You all know how I feel about anything on, near, or past Cherry, so I won't elaborate further on the undesirability of this neighborhood when the housing budget is approaching half a million dollars. Instead, I want to focus on the financial meltdown occurring here. Rough calculations inform us that if this seller manages to find a sucker to pay full asking price, the loss will be -$200,000 in a tragically brief year and a half.

The worst part is that this place, positioned directly on a busy street (good luck backing out of your driveway in the morning) in a questionable neighborhood, has no chance of selling at this price despite the stark price reduction compared to the 2006 purchase price. I mean, who in their right mind would jump in now on this place, given the fact that we just witnessed a 30% price disintegration on it during the last 20 months? What on earth would lead someone to believe there isn't another 30% haircut coming?

By the way, another 30% off would put it right around the 2003 price. The few properties selling in Long Beach have already rolled back to 2004 prices, so why not 2003?

It's worth noting that the listing agent only put up one picture, indicating a drive-by-and-take-a-picture-from-the-car-window-because-even-the-realtor-knows-this-place-doesn't-have-a-hooker's-chance-in-Eliot-Spitzer's-hotel-room-of-selling-at-this-price attitude.
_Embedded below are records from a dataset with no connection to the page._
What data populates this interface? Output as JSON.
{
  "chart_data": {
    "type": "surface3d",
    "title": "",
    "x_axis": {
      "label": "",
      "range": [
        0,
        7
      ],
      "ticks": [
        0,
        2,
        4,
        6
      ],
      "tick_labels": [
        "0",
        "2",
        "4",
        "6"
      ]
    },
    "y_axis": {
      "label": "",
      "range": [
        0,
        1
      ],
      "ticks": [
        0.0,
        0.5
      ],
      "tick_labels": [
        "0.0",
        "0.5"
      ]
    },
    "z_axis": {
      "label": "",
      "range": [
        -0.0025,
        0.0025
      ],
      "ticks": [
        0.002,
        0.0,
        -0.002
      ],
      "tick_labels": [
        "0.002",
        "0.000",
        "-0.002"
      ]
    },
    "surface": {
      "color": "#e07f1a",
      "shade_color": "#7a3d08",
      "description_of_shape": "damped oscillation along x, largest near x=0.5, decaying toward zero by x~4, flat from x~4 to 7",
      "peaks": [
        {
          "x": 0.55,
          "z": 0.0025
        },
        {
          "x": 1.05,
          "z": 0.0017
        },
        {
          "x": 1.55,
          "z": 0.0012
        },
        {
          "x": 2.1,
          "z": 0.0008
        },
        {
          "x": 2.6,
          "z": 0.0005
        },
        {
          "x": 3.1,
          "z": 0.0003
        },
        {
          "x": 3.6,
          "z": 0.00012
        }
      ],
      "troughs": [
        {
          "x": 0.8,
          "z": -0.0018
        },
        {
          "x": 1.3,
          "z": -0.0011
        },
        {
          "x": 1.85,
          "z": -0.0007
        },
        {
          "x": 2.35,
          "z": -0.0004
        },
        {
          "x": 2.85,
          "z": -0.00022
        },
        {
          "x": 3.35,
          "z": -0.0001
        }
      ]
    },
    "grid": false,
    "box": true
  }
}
Plus, the listing agent has had 50 days to write a description and still nothing. Do you sense the level of frustration? He must have 30 of these properties on his roster.

It's clear that the so-called "equity" built during the last few years of reality-resistant appreciation was straight up Monopoly money. It's been erased completely, and whatever hopes newly-underwater '05 owners had of selling their home for "break-even" are rapidly showing up on milk cartons. I wish I could say Long Beach sellers are bright enough to accept that harsh reality, but I have yet to see any clear evidence.
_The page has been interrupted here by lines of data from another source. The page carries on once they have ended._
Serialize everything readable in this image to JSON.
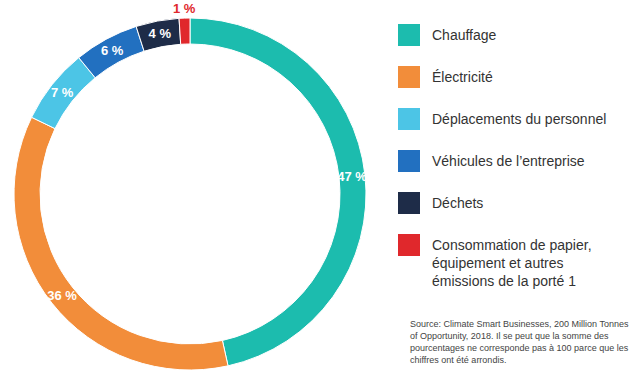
{
  "chart_data": {
    "type": "pie",
    "donut": true,
    "categories": [
      "Chauffage",
      "Électricité",
      "Déplacements du personnel",
      "Véhicules de l’entreprise",
      "Déchets",
      "Consommation de papier, équipement et autres émissions de la porté 1"
    ],
    "values": [
      47,
      36,
      7,
      6,
      4,
      1
    ],
    "value_labels": [
      "47 %",
      "36 %",
      "7 %",
      "6 %",
      "4 %",
      "1 %"
    ],
    "colors": [
      "#1cbcae",
      "#f28d3a",
      "#4cc5e6",
      "#2270c0",
      "#1e2c48",
      "#e0282c"
    ],
    "data_labels": true,
    "legend": "right",
    "annotations": [
      "Source: Climate Smart Businesses, 200 Million Tonnes of Opportunity, 2018. Il se peut que la somme des pourcentages ne corresponde pas à 100 parce que les chiffres ont été arrondis."
    ]
  }
}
A recent piece in the New York Times clearly illustrates the psychological factors at play across the country and in Long Beach in particular:

In the wake of the biggest housing boom on record, it’s understandably hard to accept a new reality. Robert Glinert, a real estate agent in the Los Angeles area, said he has recently been saying no to almost half the sellers who have asked him to represent them. Their initial asking price is just too unrealistic.
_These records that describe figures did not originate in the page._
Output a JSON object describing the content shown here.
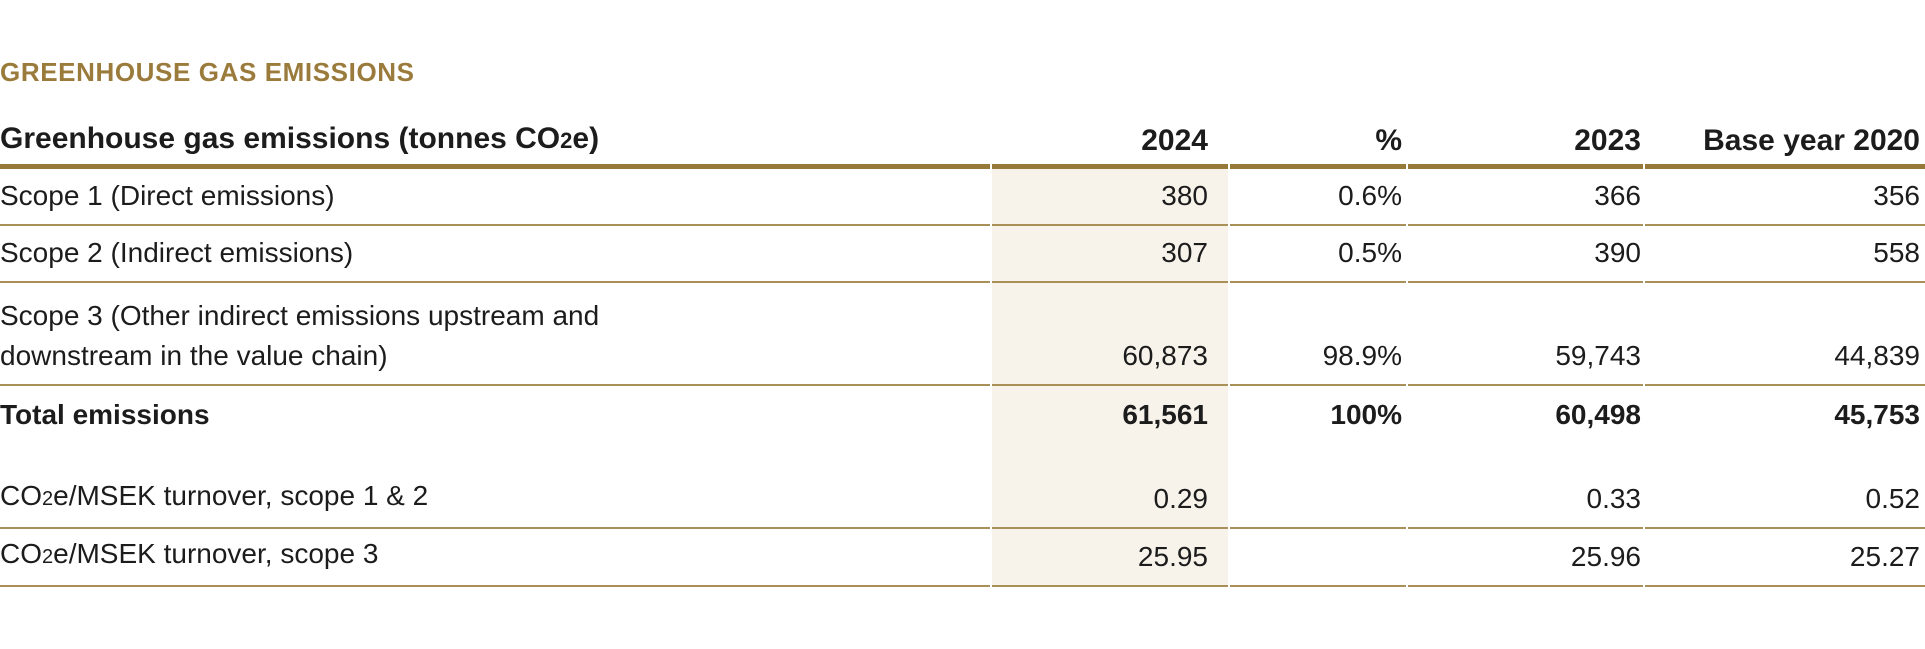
{
  "section_title": "GREENHOUSE GAS EMISSIONS",
  "table": {
    "header": {
      "label": {
        "pre": "Greenhouse gas emissions (tonnes CO",
        "sub": "2",
        "post": "e)"
      },
      "columns": [
        "2024",
        "%",
        "2023",
        "Base year 2020"
      ]
    },
    "rows": {
      "scope1": {
        "label_lines": [
          "Scope 1 (Direct emissions)"
        ],
        "values": [
          "380",
          "0.6%",
          "366",
          "356"
        ]
      },
      "scope2": {
        "label_lines": [
          "Scope 2 (Indirect emissions)"
        ],
        "values": [
          "307",
          "0.5%",
          "390",
          "558"
        ]
      },
      "scope3": {
        "label_lines": [
          "Scope 3 (Other indirect emissions upstream and",
          "downstream in the value chain)"
        ],
        "values": [
          "60,873",
          "98.9%",
          "59,743",
          "44,839"
        ]
      },
      "total": {
        "label_lines": [
          "Total emissions"
        ],
        "values": [
          "61,561",
          "100%",
          "60,498",
          "45,753"
        ]
      },
      "co2e_scope12": {
        "label": {
          "pre": "CO",
          "sub": "2",
          "post": "e/MSEK turnover, scope 1 & 2"
        },
        "values": [
          "0.29",
          "",
          "0.33",
          "0.52"
        ]
      },
      "co2e_scope3": {
        "label": {
          "pre": "CO",
          "sub": "2",
          "post": "e/MSEK turnover, scope 3"
        },
        "values": [
          "25.95",
          "",
          "25.96",
          "25.27"
        ]
      }
    }
  },
  "colors": {
    "accent_gold": "#9a7b3c",
    "rule_thick": "#97793a",
    "rule_thin": "#a98f58",
    "highlight_beige": "#f7f3ea",
    "text": "#1c1c1c"
  }
}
“People say, ‘I don’t care about the market — my home is still worth what I paid for it in 2006,’ ” Mr. Glinert told me. “And I say, ‘To you. Only to you.’ ”

In my opinion, the longer it takes for sellers to understand the derelict domicile they overpaid for just a few sweet years ago has no chance of selling at current prices, the worse the pain will be. Given the rising inventory and increased bank-owned properties adding to the competition, 2002 prices--especially for less desirable properties--aren't very far off.

At least this particular seller has seen the light. Hallelujah, he's seen the light! Sadly, the rapidly approaching light belongs on the grille of a Peterbilt turbodiesel badly in need of a brake job.